A separate greenhouse pot experiment was also conducted to evaluate the biocontrol efficacy of T. harzianum and B. subtilis against sorghum anthracnose. At 7 dpi after foliar application of spore suspensions at the manufacturer-recommended concentrations, B. subtilis and T. harzianum exhibited high relative control efficacies of 73.0% and 65.5%, respectively (Table 4). To further investigate their modes of action, dual-culture assays were performed, showing that T. harzianum and B. subtilis significantly inhibited the mycelial growth of strain ZG-DA-20, leading to restricted colony expansion (Figure 4). These results demonstrate that T. harzianum and B. subtilis achieve effective control through direct antagonism and possibly by inducing host resistance. Their demonstrated performance underscores the potential of these microbial agents as sustainable alternatives to chemical fungicides, which could help reduce pesticide residues and mitigate the risk of resistance development.
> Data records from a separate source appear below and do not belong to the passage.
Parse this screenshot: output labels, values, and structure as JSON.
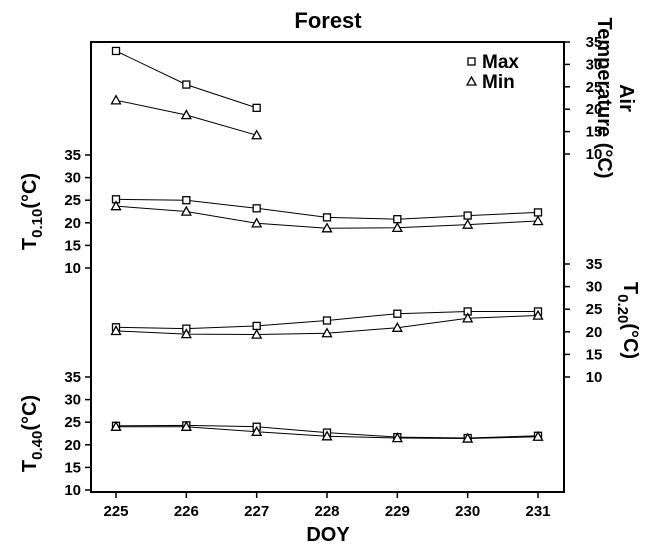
{
  "chart_data": {
    "type": "line",
    "title": "Forest",
    "xlabel": "DOY",
    "x": [
      225,
      226,
      227,
      228,
      229,
      230,
      231
    ],
    "x_ticks": [
      "225",
      "226",
      "227",
      "228",
      "229",
      "230",
      "231"
    ],
    "legend": {
      "position": "top-right",
      "entries": [
        {
          "name": "Max",
          "marker": "square"
        },
        {
          "name": "Min",
          "marker": "triangle"
        }
      ]
    },
    "panels": [
      {
        "id": "air",
        "axis_side": "right",
        "ylabel_line1": "Air",
        "ylabel_line2": "Temperature (°C)",
        "y_ticks": [
          10,
          15,
          20,
          25,
          30,
          35
        ],
        "ylim": [
          10,
          35
        ],
        "series": [
          {
            "name": "Max",
            "marker": "square",
            "x": [
              225,
              226,
              227
            ],
            "y": [
              33,
              25.5,
              20.3
            ]
          },
          {
            "name": "Min",
            "marker": "triangle",
            "x": [
              225,
              226,
              227
            ],
            "y": [
              22.0,
              18.7,
              14.2
            ]
          }
        ]
      },
      {
        "id": "t010",
        "axis_side": "left",
        "ylabel_base": "T",
        "ylabel_sub": "0.10",
        "ylabel_unit": "(°C)",
        "y_ticks": [
          10,
          15,
          20,
          25,
          30,
          35
        ],
        "ylim": [
          10,
          35
        ],
        "series": [
          {
            "name": "Max",
            "marker": "square",
            "x": [
              225,
              226,
              227,
              228,
              229,
              230,
              231
            ],
            "y": [
              25.2,
              25.0,
              23.2,
              21.2,
              20.8,
              21.6,
              22.3
            ]
          },
          {
            "name": "Min",
            "marker": "triangle",
            "x": [
              225,
              226,
              227,
              228,
              229,
              230,
              231
            ],
            "y": [
              23.7,
              22.5,
              19.9,
              18.8,
              18.9,
              19.6,
              20.4
            ]
          }
        ]
      },
      {
        "id": "t020",
        "axis_side": "right",
        "ylabel_base": "T",
        "ylabel_sub": "0.20",
        "ylabel_unit": "(°C)",
        "y_ticks": [
          10,
          15,
          20,
          25,
          30,
          35
        ],
        "ylim": [
          10,
          35
        ],
        "series": [
          {
            "name": "Max",
            "marker": "square",
            "x": [
              225,
              226,
              227,
              228,
              229,
              230,
              231
            ],
            "y": [
              21.0,
              20.7,
              21.3,
              22.5,
              24.0,
              24.5,
              24.5
            ]
          },
          {
            "name": "Min",
            "marker": "triangle",
            "x": [
              225,
              226,
              227,
              228,
              229,
              230,
              231
            ],
            "y": [
              20.2,
              19.5,
              19.4,
              19.7,
              20.9,
              23.0,
              23.6
            ]
          }
        ]
      },
      {
        "id": "t040",
        "axis_side": "left",
        "ylabel_base": "T",
        "ylabel_sub": "0.40",
        "ylabel_unit": "(°C)",
        "y_ticks": [
          10,
          15,
          20,
          25,
          30,
          35
        ],
        "ylim": [
          10,
          35
        ],
        "series": [
          {
            "name": "Max",
            "marker": "square",
            "x": [
              225,
              226,
              227,
              228,
              229,
              230,
              231
            ],
            "y": [
              24.2,
              24.3,
              24.0,
              22.7,
              21.7,
              21.5,
              22.0
            ]
          },
          {
            "name": "Min",
            "marker": "triangle",
            "x": [
              225,
              226,
              227,
              228,
              229,
              230,
              231
            ],
            "y": [
              24.0,
              24.0,
              22.9,
              21.9,
              21.5,
              21.4,
              21.8
            ]
          }
        ]
      }
    ]
  }
}
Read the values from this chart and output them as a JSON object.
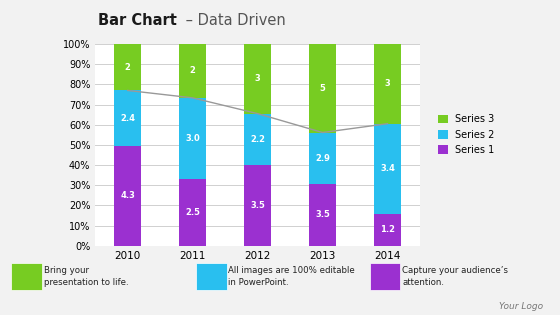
{
  "title_bold": "Bar Chart",
  "title_normal": " – Data Driven",
  "years": [
    "2010",
    "2011",
    "2012",
    "2013",
    "2014"
  ],
  "series1": [
    4.3,
    2.5,
    3.5,
    3.5,
    1.2
  ],
  "series2": [
    2.4,
    3.0,
    2.2,
    2.9,
    3.4
  ],
  "series3": [
    2,
    2,
    3,
    5,
    3
  ],
  "series1_color": "#9B30D0",
  "series2_color": "#29BFEF",
  "series3_color": "#77CC22",
  "bar_width": 0.42,
  "ytick_labels": [
    "0%",
    "10%",
    "20%",
    "30%",
    "40%",
    "50%",
    "60%",
    "70%",
    "80%",
    "90%",
    "100%"
  ],
  "series_labels": [
    "Series 3",
    "Series 2",
    "Series 1"
  ],
  "legend_colors": [
    "#77CC22",
    "#29BFEF",
    "#9B30D0"
  ],
  "footer_texts": [
    "Bring your\npresentation to life.",
    "All images are 100% editable\nin PowerPoint.",
    "Capture your audience’s\nattention."
  ],
  "footer_colors": [
    "#77CC22",
    "#29BFEF",
    "#9B30D0"
  ],
  "watermark": "Your Logo",
  "bg_color": "#f2f2f2",
  "plot_bg_color": "#ffffff",
  "grid_color": "#d0d0d0",
  "line_color": "#999999",
  "footer_bg": "#e0e0e0"
}
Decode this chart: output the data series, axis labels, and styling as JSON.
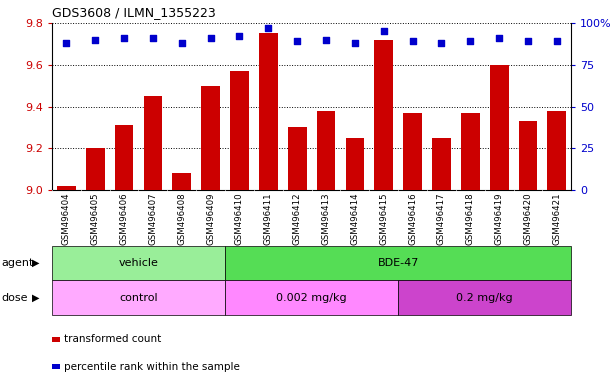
{
  "title": "GDS3608 / ILMN_1355223",
  "samples": [
    "GSM496404",
    "GSM496405",
    "GSM496406",
    "GSM496407",
    "GSM496408",
    "GSM496409",
    "GSM496410",
    "GSM496411",
    "GSM496412",
    "GSM496413",
    "GSM496414",
    "GSM496415",
    "GSM496416",
    "GSM496417",
    "GSM496418",
    "GSM496419",
    "GSM496420",
    "GSM496421"
  ],
  "transformed_count": [
    9.02,
    9.2,
    9.31,
    9.45,
    9.08,
    9.5,
    9.57,
    9.75,
    9.3,
    9.38,
    9.25,
    9.72,
    9.37,
    9.25,
    9.37,
    9.6,
    9.33,
    9.38
  ],
  "percentile_rank": [
    88,
    90,
    91,
    91,
    88,
    91,
    92,
    97,
    89,
    90,
    88,
    95,
    89,
    88,
    89,
    91,
    89,
    89
  ],
  "ylim_left": [
    9.0,
    9.8
  ],
  "ylim_right": [
    0,
    100
  ],
  "yticks_left": [
    9.0,
    9.2,
    9.4,
    9.6,
    9.8
  ],
  "yticks_right": [
    0,
    25,
    50,
    75,
    100
  ],
  "ytick_labels_right": [
    "0",
    "25",
    "50",
    "75",
    "100%"
  ],
  "bar_color": "#cc0000",
  "dot_color": "#0000cc",
  "agent_groups": [
    {
      "label": "vehicle",
      "start": 0,
      "end": 5,
      "color": "#99ee99"
    },
    {
      "label": "BDE-47",
      "start": 6,
      "end": 17,
      "color": "#55dd55"
    }
  ],
  "dose_groups": [
    {
      "label": "control",
      "start": 0,
      "end": 5,
      "color": "#ffaaff"
    },
    {
      "label": "0.002 mg/kg",
      "start": 6,
      "end": 11,
      "color": "#ff88ff"
    },
    {
      "label": "0.2 mg/kg",
      "start": 12,
      "end": 17,
      "color": "#cc44cc"
    }
  ],
  "legend_items": [
    {
      "label": "transformed count",
      "color": "#cc0000"
    },
    {
      "label": "percentile rank within the sample",
      "color": "#0000cc"
    }
  ],
  "chart_bg": "#ffffff",
  "xtick_bg": "#cccccc",
  "figure_bg": "#ffffff"
}
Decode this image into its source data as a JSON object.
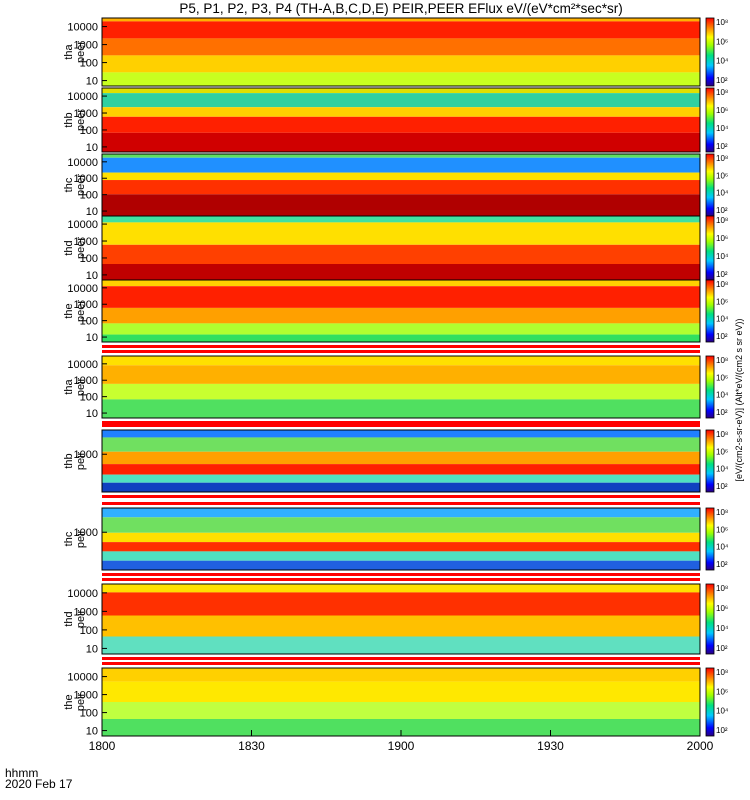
{
  "title": "P5, P1, P2, P3, P4 (TH-A,B,C,D,E) PEIR,PEER EFlux eV/(eV*cm²*sec*sr)",
  "footer": {
    "line1": "hhmm",
    "line2": "2020 Feb 17"
  },
  "colorbar_label": "[eV/(cm2-s-sr-eV)] (Alt*eV/(cm2 s sr eV))",
  "colors": {
    "frame": "#000000",
    "separator": "#ff0000"
  },
  "chart_data": {
    "type": "heatmap",
    "x_ticks": [
      "1800",
      "1830",
      "1900",
      "1930",
      "2000"
    ],
    "x_range_minutes": [
      0,
      120
    ],
    "z_scale": "log",
    "colormap": "rainbow (blue-cyan-green-yellow-red)",
    "panels": [
      {
        "id": "tha-peer",
        "label": [
          "tha",
          "peer"
        ],
        "y_ticks": [
          "10000",
          "1000",
          "100",
          "10"
        ],
        "ylim": [
          5,
          30000
        ],
        "cb_ticks": [
          "10⁸",
          "10⁶",
          "10⁴",
          "10²"
        ]
      },
      {
        "id": "thb-peer",
        "label": [
          "thb",
          "peer"
        ],
        "y_ticks": [
          "10000",
          "1000",
          "100",
          "10"
        ],
        "ylim": [
          5,
          30000
        ],
        "cb_ticks": [
          "10⁸",
          "10⁶",
          "10⁴",
          "10²"
        ]
      },
      {
        "id": "thc-peer",
        "label": [
          "thc",
          "peer"
        ],
        "y_ticks": [
          "10000",
          "1000",
          "100",
          "10"
        ],
        "ylim": [
          5,
          30000
        ],
        "cb_ticks": [
          "10⁸",
          "10⁶",
          "10⁴",
          "10²"
        ]
      },
      {
        "id": "thd-peer",
        "label": [
          "thd",
          "peer"
        ],
        "y_ticks": [
          "10000",
          "1000",
          "100",
          "10"
        ],
        "ylim": [
          5,
          30000
        ],
        "cb_ticks": [
          "10⁸",
          "10⁶",
          "10⁴",
          "10²"
        ]
      },
      {
        "id": "the-peer",
        "label": [
          "the",
          "peer"
        ],
        "y_ticks": [
          "10000",
          "1000",
          "100",
          "10"
        ],
        "ylim": [
          5,
          30000
        ],
        "cb_ticks": [
          "10⁸",
          "10⁶",
          "10⁴",
          "10²"
        ]
      },
      {
        "id": "tha-peir",
        "label": [
          "tha",
          "peir"
        ],
        "y_ticks": [
          "10000",
          "1000",
          "100",
          "10"
        ],
        "ylim": [
          5,
          30000
        ],
        "cb_ticks": [
          "10⁸",
          "10⁶",
          "10⁴",
          "10²"
        ]
      },
      {
        "id": "thb-peir",
        "label": [
          "thb",
          "peir"
        ],
        "y_ticks": [
          "1000"
        ],
        "ylim": [
          5,
          30000
        ],
        "cb_ticks": [
          "10⁸",
          "10⁶",
          "10⁴",
          "10²"
        ]
      },
      {
        "id": "thc-peir",
        "label": [
          "thc",
          "peir"
        ],
        "y_ticks": [
          "1000"
        ],
        "ylim": [
          5,
          30000
        ],
        "cb_ticks": [
          "10⁸",
          "10⁶",
          "10⁴",
          "10²"
        ]
      },
      {
        "id": "thd-peir",
        "label": [
          "thd",
          "peir"
        ],
        "y_ticks": [
          "10000",
          "1000",
          "100",
          "10"
        ],
        "ylim": [
          5,
          30000
        ],
        "cb_ticks": [
          "10⁸",
          "10⁶",
          "10⁴",
          "10²"
        ]
      },
      {
        "id": "the-peir",
        "label": [
          "the",
          "peir"
        ],
        "y_ticks": [
          "10000",
          "1000",
          "100",
          "10"
        ],
        "ylim": [
          5,
          30000
        ],
        "cb_ticks": [
          "10⁸",
          "10⁶",
          "10⁴",
          "10²"
        ]
      }
    ]
  }
}
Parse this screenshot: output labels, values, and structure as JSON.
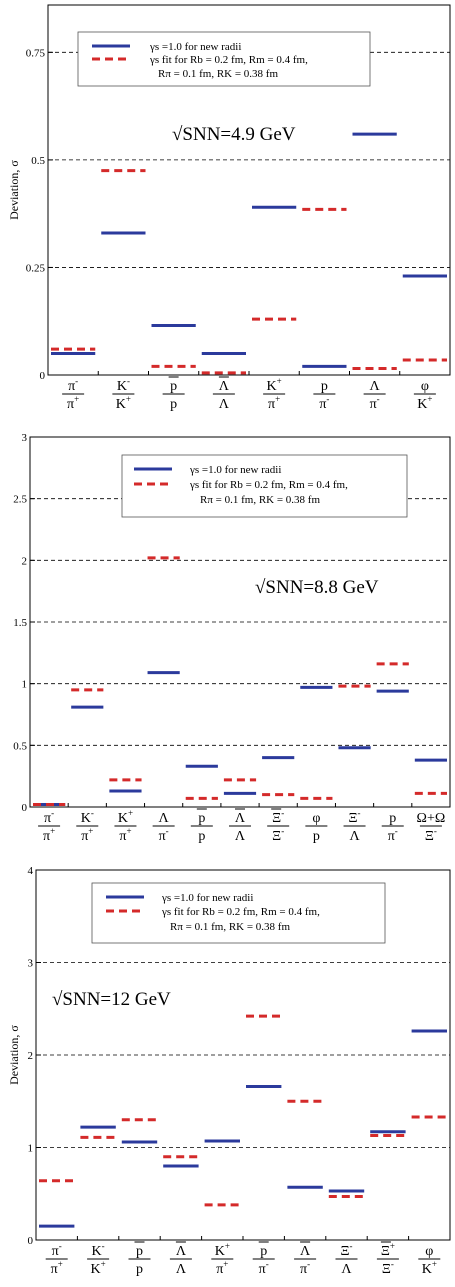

Field trials conducted in Luzhou and Chongzhou confirmed the consistency of greenhouse results, with pterostilbene and B. subtilis providing consistent control across locations. Disease severity on sorghum leaves was assessed using a 0–4 grading scale, where 0 represented no symptoms and 4 indicated severe lesions covering most of the leaf surface (Figure 5). This grading system highlights progressive deterioration with increasing infection severity. Across the two trial sites, pterostilbene-treated plants exhibited fewer instances of grades 2-4, indicating generally milder disease severity, followed by those treated with B. subtilis, which showed a similar but slightly less pronounced reduction in higher-grade symptoms (Figure 5).

In Luzhou, the inoculated control treatment showed a disease incidence of 81.24% and a disease index of 34.1 (Table 5). Application of pterostilbene reduced the disease incidence to 53.69% and the disease index to 18.98, achieving 44.33% efficacy. B. subtilis achieved 27.43% efficacy, with incidence disease at 71.93% and disease index at 23.89. Iron chlorin and Atailing achieved 26.78% and 19.9% efficacy, respectively. In Chongzhou, where disease pressure was higher, with the inoculated control showing a disease incidence of 97.44% and a disease index of 50.1. However, pterostilbene treatment excelled again at 45.01% efficacy and a disease index of 27.5, followed by B. subtilis at 34.20% efficacy and disease index of 32.7, then Atailing at 34.48% efficacy and disease index of 32.8. T. harzianum demonstrated limited efficacy at 13.28% (Table 5). Statistical analysis confirmed significant differences among treatments, with pterostilbene and B. subtilis outperforming the others in both locations, as evidenced by the skewed distributions toward lower severity grades in the stacked bar charts.